Having distinguished the two sorts of name, Hobbes goes on to note that the universality of certain names has lead some to think that there are also universal things (EL 5.6). On this view

besides Peter and John, and all the rest of the men that are, have been, or shall be in the world, there is yet somewhat else that we call man, (viz.) man in general, deceiving themselves by taking the universal, or general appellation, for the thing it signifieth (EL 5.6).

So on this view there is some sort of universal thing man, as well as the universal name ‘man’. But this view is, Hobbes thinks, wrong. The name is universal, but the thing signified is not universal, for there are no universal things to signify. (In this text Hobbes appears to talk interchangeably of naming and signifying.)
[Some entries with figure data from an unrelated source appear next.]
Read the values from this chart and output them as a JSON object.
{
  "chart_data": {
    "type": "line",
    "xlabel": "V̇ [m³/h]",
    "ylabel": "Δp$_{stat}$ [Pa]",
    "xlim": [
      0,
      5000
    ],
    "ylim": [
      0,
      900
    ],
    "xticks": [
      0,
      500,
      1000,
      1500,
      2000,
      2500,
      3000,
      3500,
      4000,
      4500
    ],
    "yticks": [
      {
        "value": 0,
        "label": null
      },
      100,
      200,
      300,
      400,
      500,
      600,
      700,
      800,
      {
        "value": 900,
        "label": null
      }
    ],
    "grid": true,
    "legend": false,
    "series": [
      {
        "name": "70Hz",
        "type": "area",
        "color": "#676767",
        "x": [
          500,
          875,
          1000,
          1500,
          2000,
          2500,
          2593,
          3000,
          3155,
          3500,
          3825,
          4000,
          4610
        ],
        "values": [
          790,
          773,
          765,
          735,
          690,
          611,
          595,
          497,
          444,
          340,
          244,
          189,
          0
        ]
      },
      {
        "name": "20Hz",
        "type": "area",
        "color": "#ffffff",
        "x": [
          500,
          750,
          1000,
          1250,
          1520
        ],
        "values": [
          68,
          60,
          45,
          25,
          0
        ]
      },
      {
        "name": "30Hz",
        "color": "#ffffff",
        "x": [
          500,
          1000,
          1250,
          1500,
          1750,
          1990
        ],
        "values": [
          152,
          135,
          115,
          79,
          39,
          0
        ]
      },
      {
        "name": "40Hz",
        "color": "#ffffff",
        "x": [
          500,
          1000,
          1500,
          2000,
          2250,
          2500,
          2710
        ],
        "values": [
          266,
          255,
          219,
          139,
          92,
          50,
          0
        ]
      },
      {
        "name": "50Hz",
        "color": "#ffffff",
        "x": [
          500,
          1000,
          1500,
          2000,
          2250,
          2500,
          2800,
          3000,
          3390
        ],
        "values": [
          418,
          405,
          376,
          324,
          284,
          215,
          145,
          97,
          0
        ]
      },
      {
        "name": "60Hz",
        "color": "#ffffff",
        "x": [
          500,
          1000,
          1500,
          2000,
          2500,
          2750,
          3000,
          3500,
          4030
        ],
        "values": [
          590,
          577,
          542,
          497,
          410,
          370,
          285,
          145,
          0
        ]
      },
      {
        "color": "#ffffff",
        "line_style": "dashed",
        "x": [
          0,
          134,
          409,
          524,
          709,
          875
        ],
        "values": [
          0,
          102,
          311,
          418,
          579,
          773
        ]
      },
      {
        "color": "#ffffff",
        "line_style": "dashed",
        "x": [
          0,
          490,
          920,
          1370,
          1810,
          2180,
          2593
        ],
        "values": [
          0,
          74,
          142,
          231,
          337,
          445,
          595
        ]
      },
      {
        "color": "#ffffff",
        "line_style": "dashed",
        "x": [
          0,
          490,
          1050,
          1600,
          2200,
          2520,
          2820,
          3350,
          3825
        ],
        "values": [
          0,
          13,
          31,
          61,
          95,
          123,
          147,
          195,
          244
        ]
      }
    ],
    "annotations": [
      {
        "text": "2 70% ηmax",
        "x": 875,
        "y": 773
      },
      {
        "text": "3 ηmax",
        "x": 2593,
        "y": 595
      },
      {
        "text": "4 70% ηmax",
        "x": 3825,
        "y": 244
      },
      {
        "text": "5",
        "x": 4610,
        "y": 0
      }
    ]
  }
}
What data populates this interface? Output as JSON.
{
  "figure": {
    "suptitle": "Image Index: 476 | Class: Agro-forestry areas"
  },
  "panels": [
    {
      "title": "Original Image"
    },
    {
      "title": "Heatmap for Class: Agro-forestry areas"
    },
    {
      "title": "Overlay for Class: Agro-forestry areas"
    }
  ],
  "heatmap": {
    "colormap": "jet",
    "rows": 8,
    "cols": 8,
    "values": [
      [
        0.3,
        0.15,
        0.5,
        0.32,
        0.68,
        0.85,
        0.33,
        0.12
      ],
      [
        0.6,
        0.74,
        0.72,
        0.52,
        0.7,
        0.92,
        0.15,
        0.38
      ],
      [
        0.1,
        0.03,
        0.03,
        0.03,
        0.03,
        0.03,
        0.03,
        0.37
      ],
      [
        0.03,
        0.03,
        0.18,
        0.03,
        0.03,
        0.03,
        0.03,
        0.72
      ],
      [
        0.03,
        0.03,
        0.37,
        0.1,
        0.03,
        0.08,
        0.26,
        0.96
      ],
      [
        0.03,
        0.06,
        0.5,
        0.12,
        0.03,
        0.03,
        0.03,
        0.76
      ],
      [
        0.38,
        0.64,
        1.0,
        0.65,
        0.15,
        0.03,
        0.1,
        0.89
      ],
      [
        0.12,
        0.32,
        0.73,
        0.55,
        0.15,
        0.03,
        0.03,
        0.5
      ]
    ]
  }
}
In support of his view, Hobbes imagines someone asking a painter for a painting of “a man, which is as much as to say, man in general” (EL 5.6). All that is being asked for, Hobbes says, is a painting of some man or other. There is no other thing, man in general, of which one wishes a picture.

It seems, however, that Hobbes’s opponents might  handle the example without much difficulty. To ask for a picture of a man, they might say, is indeed just to ask for a picture of some man or other. There is another thing, the universal man, but it’s not what ‘paint me a picture of a man’ is asking for a picture of. You might do that with another request: ‘paint me a picture of the universal man’. But we don’t do that, perhaps just because the universal man is not the sort of thing that can be pictured.

Lurking in the background of Hobbes’s discussion of the example is, perhaps, his basically imagistic view about thought. If we think using images, then there will be no way to think about something of which we can produce no image. So there will be no way to think about, or believe in the existence of, any alleged universal object that cannot be pictured.

An argument for nominalism that draws on Hobbes’s imagism is not explicit in this text. But Hobbes’s thinking along these lines would explain why he thinks that the example of what can be painted should persuade us that there are no universal things, only universal names. A painting that resembles the painted object is not, for Hobbes, just one example of representation. Rather, it is an example that is very much like the most basic sort of mental representation, mental images resembling the things they represent. And perhaps this imagism could also be used to explain Hobbes’s attachment to the view that names and not ideas are universal, something he appears to believe at this point, but not to argue for.